I could have sworn Sigmund and the Sea Monsters came on during the Krofft Supershow, but research has shown me that we saw this particular Krofft offering on Saturday morning on its own. Either way, I LOVED this show, especially Sigmund’s brothers, Blurp and Slurp(who I would love to do costumes of with Steve). Often on websites you will see the two names written “Burp and Slurp”, but if you watch the show, Sigmund’s tan-colored brother with the lower voice is clearly addressed as “Blurp”.
Sigmund’s cute little mouth with one tooth was the inspiration for Mo(my Puppatoons logo character)’s mouth. 😀
This is a legend from Hawaii.
Araiteuru is one of the famous taniwha—guardians of the seas around Aotearoa (New Zealand). She was a female taniwha, believed to have escorted the Māmari canoe to New Zealand from Hawaiki. In other traditions,Araiteuru and another taniwha named Ruamano guided the Tākitimu canoe.
Araiteuru gave birth very shortly after her voyage. She had eleven taniwha sons,and she asked all of her children to go forth and see the country in which they lived, burrowing as far as they could. Then they were to return and report what they had seen.
On the sons’ journeys,they burrowed and dug trenches and valleys – creating the many branches of the Hokianga Harbour and surrounding geography as part of their burrowing quests.
Today, Araiteuru lives in a cave to the south of Hokianga Harbour opening,where passersby can see the surf breaking across the bar. She is the guardian taniwha of the region, companioned with another taniwha named Niua, who lives to the north of the harbour. Locals make sure not to bother or anger Araiteuru, for she has been known to raise storms or even wreck traveling vessels if provoked.
First sighted in 1906,Morgawr’s name means “sea giant“ in Cornish. It is a plesiosaur-like creature reported to inhabit the general area of Falmouth Bay, Cornwall. It has been photographed: in February 1976, ‘Mary F’ sent two photographs, apparently of Morgawr, to the Falmouth Packet, along with an explanatory letter: ” It looked like an elephant waving its trunk, but the trunk was a long neck with a small head at the end, like a snake’s head. It had humps on its back which moved in a funny way… the animal frightened me. I would not like to see it any closer. I do not like the way it moved when swimming.”
Various theories have been proposed for as to the identity of the creature, ranging from hoax to mistaken identity to the suggestion that the creature is a surviving species of Plesiosaur or that it is a previously undiscovered species of long necked seal.
On Dec. 17, 2002,Adrienne Mayor published this in the Oxford Journal of Archaeology:
“This note proposes a new interpretation of a scene on a well-known Corinthian vase illustrating the Homeric legend of Herakles rescuing Hesione from the Monster of Troy.
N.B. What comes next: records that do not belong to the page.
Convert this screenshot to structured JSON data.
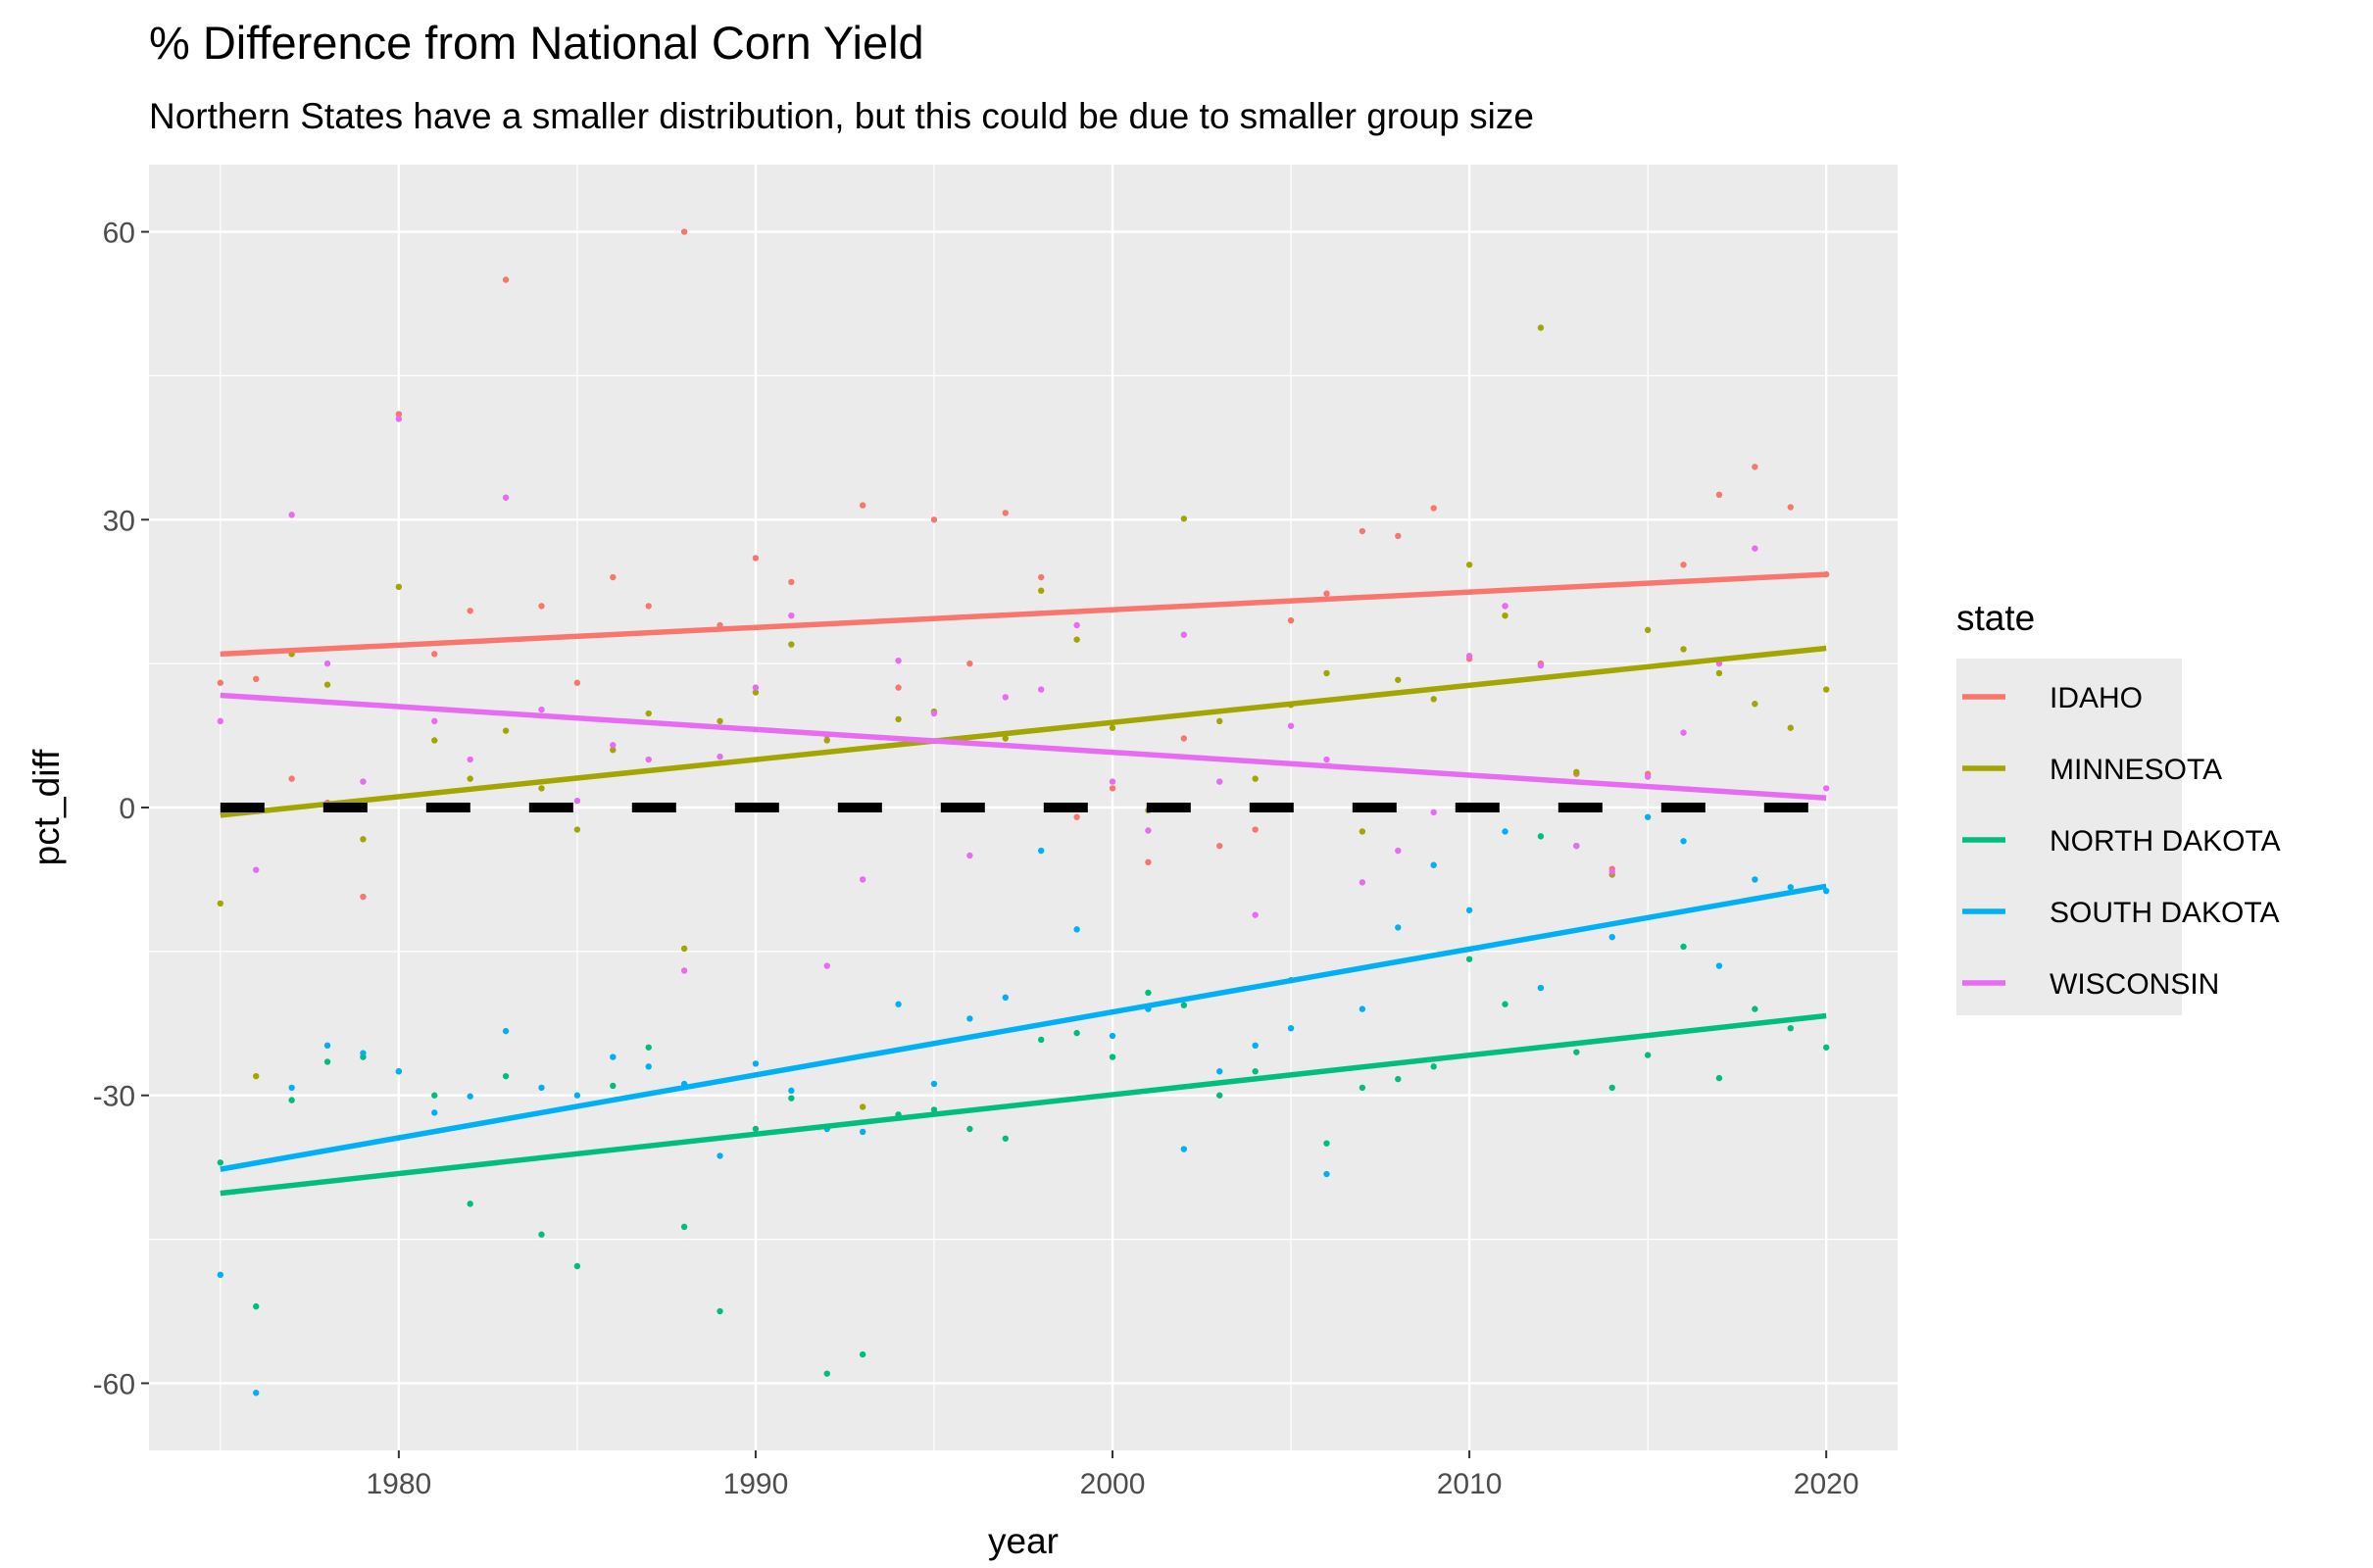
{
  "chart_data": {
    "type": "scatter",
    "title": "% Difference from National Corn Yield",
    "subtitle": "Northern States have a smaller distribution, but this could be due to smaller group size",
    "xlabel": "year",
    "ylabel": "pct_diff",
    "xlim": [
      1973,
      2022
    ],
    "ylim": [
      -67,
      67
    ],
    "x_ticks": [
      1980,
      1990,
      2000,
      2010,
      2020
    ],
    "y_ticks": [
      -60,
      -30,
      0,
      30,
      60
    ],
    "x_tick_labels": [
      "1980",
      "1990",
      "2000",
      "2010",
      "2020"
    ],
    "y_tick_labels": [
      "-60",
      "-30",
      "0",
      "30",
      "60"
    ],
    "grid": true,
    "reference_line": {
      "y": 0,
      "style": "dashed",
      "color": "#000000"
    },
    "legend": {
      "title": "state",
      "placement": "right"
    },
    "series": [
      {
        "name": "IDAHO",
        "color": "#F8766D",
        "trend": {
          "x": [
            1975,
            2020
          ],
          "y": [
            16.0,
            24.3
          ]
        },
        "points": [
          [
            1975,
            13
          ],
          [
            1976,
            13.4
          ],
          [
            1977,
            3
          ],
          [
            1978,
            0.5
          ],
          [
            1979,
            -9.3
          ],
          [
            1980,
            41
          ],
          [
            1981,
            16
          ],
          [
            1982,
            20.5
          ],
          [
            1983,
            55
          ],
          [
            1984,
            21
          ],
          [
            1985,
            13
          ],
          [
            1986,
            24
          ],
          [
            1987,
            21
          ],
          [
            1988,
            60
          ],
          [
            1989,
            19
          ],
          [
            1990,
            26
          ],
          [
            1991,
            23.5
          ],
          [
            1992,
            7.5
          ],
          [
            1993,
            31.5
          ],
          [
            1994,
            12.5
          ],
          [
            1995,
            30
          ],
          [
            1996,
            15
          ],
          [
            1997,
            30.7
          ],
          [
            1998,
            24
          ],
          [
            1999,
            -1
          ],
          [
            2000,
            2
          ],
          [
            2001,
            -5.7
          ],
          [
            2002,
            7.2
          ],
          [
            2003,
            -4
          ],
          [
            2004,
            -2.3
          ],
          [
            2005,
            19.5
          ],
          [
            2006,
            22.3
          ],
          [
            2007,
            28.8
          ],
          [
            2008,
            28.3
          ],
          [
            2009,
            31.2
          ],
          [
            2010,
            15.5
          ],
          [
            2011,
            21
          ],
          [
            2012,
            15
          ],
          [
            2013,
            3.5
          ],
          [
            2014,
            -6.4
          ],
          [
            2015,
            3.5
          ],
          [
            2016,
            25.3
          ],
          [
            2017,
            32.6
          ],
          [
            2018,
            35.5
          ],
          [
            2019,
            31.3
          ],
          [
            2020,
            24.3
          ]
        ]
      },
      {
        "name": "MINNESOTA",
        "color": "#A3A500",
        "trend": {
          "x": [
            1975,
            2020
          ],
          "y": [
            -0.8,
            16.6
          ]
        },
        "points": [
          [
            1975,
            -10
          ],
          [
            1976,
            -28
          ],
          [
            1977,
            16
          ],
          [
            1978,
            12.8
          ],
          [
            1979,
            -3.3
          ],
          [
            1980,
            23
          ],
          [
            1981,
            7
          ],
          [
            1982,
            3
          ],
          [
            1983,
            8
          ],
          [
            1984,
            2
          ],
          [
            1985,
            -2.3
          ],
          [
            1986,
            6
          ],
          [
            1987,
            9.8
          ],
          [
            1988,
            -14.7
          ],
          [
            1989,
            9
          ],
          [
            1990,
            12
          ],
          [
            1991,
            17
          ],
          [
            1992,
            7
          ],
          [
            1993,
            -31.2
          ],
          [
            1994,
            9.2
          ],
          [
            1995,
            10
          ],
          [
            1996,
            0
          ],
          [
            1997,
            7.2
          ],
          [
            1998,
            22.6
          ],
          [
            1999,
            17.5
          ],
          [
            2000,
            8.3
          ],
          [
            2001,
            -0.3
          ],
          [
            2002,
            30.1
          ],
          [
            2003,
            9
          ],
          [
            2004,
            3
          ],
          [
            2005,
            10.7
          ],
          [
            2006,
            14
          ],
          [
            2007,
            -2.5
          ],
          [
            2008,
            13.3
          ],
          [
            2009,
            11.3
          ],
          [
            2010,
            25.3
          ],
          [
            2011,
            20
          ],
          [
            2012,
            50
          ],
          [
            2013,
            3.7
          ],
          [
            2014,
            -7
          ],
          [
            2015,
            18.5
          ],
          [
            2016,
            16.5
          ],
          [
            2017,
            14
          ],
          [
            2018,
            10.8
          ],
          [
            2019,
            8.3
          ],
          [
            2020,
            12.3
          ]
        ]
      },
      {
        "name": "NORTH DAKOTA",
        "color": "#00BF7D",
        "trend": {
          "x": [
            1975,
            2020
          ],
          "y": [
            -40.2,
            -21.7
          ]
        },
        "points": [
          [
            1975,
            -37
          ],
          [
            1976,
            -52
          ],
          [
            1977,
            -30.5
          ],
          [
            1978,
            -26.5
          ],
          [
            1979,
            -26
          ],
          [
            1980,
            -27.5
          ],
          [
            1981,
            -30
          ],
          [
            1982,
            -41.3
          ],
          [
            1983,
            -28
          ],
          [
            1984,
            -44.5
          ],
          [
            1985,
            -47.8
          ],
          [
            1986,
            -29
          ],
          [
            1987,
            -25
          ],
          [
            1988,
            -43.7
          ],
          [
            1989,
            -52.5
          ],
          [
            1990,
            -33.5
          ],
          [
            1991,
            -30.3
          ],
          [
            1992,
            -59
          ],
          [
            1993,
            -57
          ],
          [
            1994,
            -32
          ],
          [
            1995,
            -31.5
          ],
          [
            1996,
            -33.5
          ],
          [
            1997,
            -34.5
          ],
          [
            1998,
            -24.2
          ],
          [
            1999,
            -23.5
          ],
          [
            2000,
            -26
          ],
          [
            2001,
            -19.3
          ],
          [
            2002,
            -20.6
          ],
          [
            2003,
            -30
          ],
          [
            2004,
            -27.5
          ],
          [
            2005,
            -18
          ],
          [
            2006,
            -35
          ],
          [
            2007,
            -29.2
          ],
          [
            2008,
            -28.3
          ],
          [
            2009,
            -27
          ],
          [
            2010,
            -15.8
          ],
          [
            2011,
            -20.5
          ],
          [
            2012,
            -3
          ],
          [
            2013,
            -25.5
          ],
          [
            2014,
            -29.2
          ],
          [
            2015,
            -25.8
          ],
          [
            2016,
            -14.5
          ],
          [
            2017,
            -28.2
          ],
          [
            2018,
            -21
          ],
          [
            2019,
            -23
          ],
          [
            2020,
            -25
          ]
        ]
      },
      {
        "name": "SOUTH DAKOTA",
        "color": "#00B0F6",
        "trend": {
          "x": [
            1975,
            2020
          ],
          "y": [
            -37.7,
            -8.2
          ]
        },
        "points": [
          [
            1975,
            -48.7
          ],
          [
            1976,
            -61
          ],
          [
            1977,
            -29.2
          ],
          [
            1978,
            -24.8
          ],
          [
            1979,
            -25.6
          ],
          [
            1980,
            -27.5
          ],
          [
            1981,
            -31.8
          ],
          [
            1982,
            -30.1
          ],
          [
            1983,
            -23.3
          ],
          [
            1984,
            -29.2
          ],
          [
            1985,
            -30
          ],
          [
            1986,
            -26
          ],
          [
            1987,
            -27
          ],
          [
            1988,
            -28.8
          ],
          [
            1989,
            -36.3
          ],
          [
            1990,
            -26.7
          ],
          [
            1991,
            -29.5
          ],
          [
            1992,
            -33.5
          ],
          [
            1993,
            -33.8
          ],
          [
            1994,
            -20.5
          ],
          [
            1995,
            -28.8
          ],
          [
            1996,
            -22
          ],
          [
            1997,
            -19.8
          ],
          [
            1998,
            -4.5
          ],
          [
            1999,
            -12.7
          ],
          [
            2000,
            -23.8
          ],
          [
            2001,
            -21
          ],
          [
            2002,
            -35.6
          ],
          [
            2003,
            -27.5
          ],
          [
            2004,
            -24.8
          ],
          [
            2005,
            -23
          ],
          [
            2006,
            -38.2
          ],
          [
            2007,
            -21
          ],
          [
            2008,
            -12.5
          ],
          [
            2009,
            -6
          ],
          [
            2010,
            -10.7
          ],
          [
            2011,
            -2.5
          ],
          [
            2012,
            -18.8
          ],
          [
            2013,
            -4
          ],
          [
            2014,
            -13.5
          ],
          [
            2015,
            -1
          ],
          [
            2016,
            -3.5
          ],
          [
            2017,
            -16.5
          ],
          [
            2018,
            -7.5
          ],
          [
            2019,
            -8.3
          ],
          [
            2020,
            -8.7
          ]
        ]
      },
      {
        "name": "WISCONSIN",
        "color": "#E76BF3",
        "trend": {
          "x": [
            1975,
            2020
          ],
          "y": [
            11.7,
            1.0
          ]
        },
        "points": [
          [
            1975,
            9
          ],
          [
            1976,
            -6.5
          ],
          [
            1977,
            30.5
          ],
          [
            1978,
            15
          ],
          [
            1979,
            2.7
          ],
          [
            1980,
            40.5
          ],
          [
            1981,
            9
          ],
          [
            1982,
            5
          ],
          [
            1983,
            32.3
          ],
          [
            1984,
            10.2
          ],
          [
            1985,
            0.7
          ],
          [
            1986,
            6.5
          ],
          [
            1987,
            5
          ],
          [
            1988,
            -17
          ],
          [
            1989,
            5.3
          ],
          [
            1990,
            12.5
          ],
          [
            1991,
            20
          ],
          [
            1992,
            -16.5
          ],
          [
            1993,
            -7.5
          ],
          [
            1994,
            15.3
          ],
          [
            1995,
            9.8
          ],
          [
            1996,
            -5
          ],
          [
            1997,
            11.5
          ],
          [
            1998,
            12.3
          ],
          [
            1999,
            19
          ],
          [
            2000,
            2.7
          ],
          [
            2001,
            -2.4
          ],
          [
            2002,
            18
          ],
          [
            2003,
            2.7
          ],
          [
            2004,
            -11.2
          ],
          [
            2005,
            8.5
          ],
          [
            2006,
            5
          ],
          [
            2007,
            -7.8
          ],
          [
            2008,
            -4.5
          ],
          [
            2009,
            -0.5
          ],
          [
            2010,
            15.8
          ],
          [
            2011,
            21
          ],
          [
            2012,
            14.8
          ],
          [
            2013,
            -4
          ],
          [
            2014,
            -6.7
          ],
          [
            2015,
            3.2
          ],
          [
            2016,
            7.8
          ],
          [
            2017,
            15
          ],
          [
            2018,
            27
          ],
          [
            2019,
            0.2
          ],
          [
            2020,
            2
          ]
        ]
      }
    ]
  }
}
Commentators have assumed that the artist intended to depict the monster as a ketos, an imaginary sea monster, but the features of the beast do not conform to the traditional imagery of sea monsters in Greek art.
I suggest that instead of creating a typical hybrid sea monster by mixing the features of various living creatures, this artist used for his model the large fossil skull of a prehistoric mammal. The vase was painted in the midst of widespread interest in large fossil remains, which the ancient Greeks identified as relics of giants and monsters of the mythological age.
The features of the odd head on the vase match the basic skull anatomy of a large mammal of the Tertiary age, such as the Samotherium, a giant giraffe of the Miocene epoch. Numerous literary accounts describe exposures of these and similar large mammal fossils in antiquity along the Turkish coast, on Aegean islands, and on the Greek mainland. I conclude that this vase painting is the earliest artistic record of such a discovery.”
This image is drawn from an early engraving depicting the monster with the caption, “Taken from life as appeared in Gloucester Harbour, August 23, 1817”.
First mentioned in 1638, and last seen in 1962, it was about seventy feet long, with big eyes, sharp teeth, and a scaly body. The serpentine beast was said to lurk in the waters off the harbor of Gloucester,located just north of Boston on the lower portion of Cape Ann.
During the summer of 1817, the serpent made its temporary home in the harbor. For almost an entire month, sightings were reported. This is particularly significant as Gloucester has always been a fishing community populated by individuals who were well familiar with the fauna of the sea.
General David Humphreys, a former member of George Washington’s staff, travelled down to Gloucester to interview witnesses. According to the testimony he gathered, the creature’s head, which it held above the water, was “much like the head of a turtle… and larger than the head on any dog.” Its color was like “dark chocolate”, although as the years went on its skin seemed to turn darker, to almost black. In a compilation of sightings printed in the Boston Weekly Messenger it was further reported that the creature was sixty to seventy feet in length, that it was about as wide as a barrel, that it moved rapidly in a serpentine fashion, that it was able to double back upon itself instantaneously. Countless people tried to kill it with muskets and harpoons but failed. Between 1817 and 1819, hundreds of people reported seeing the monster.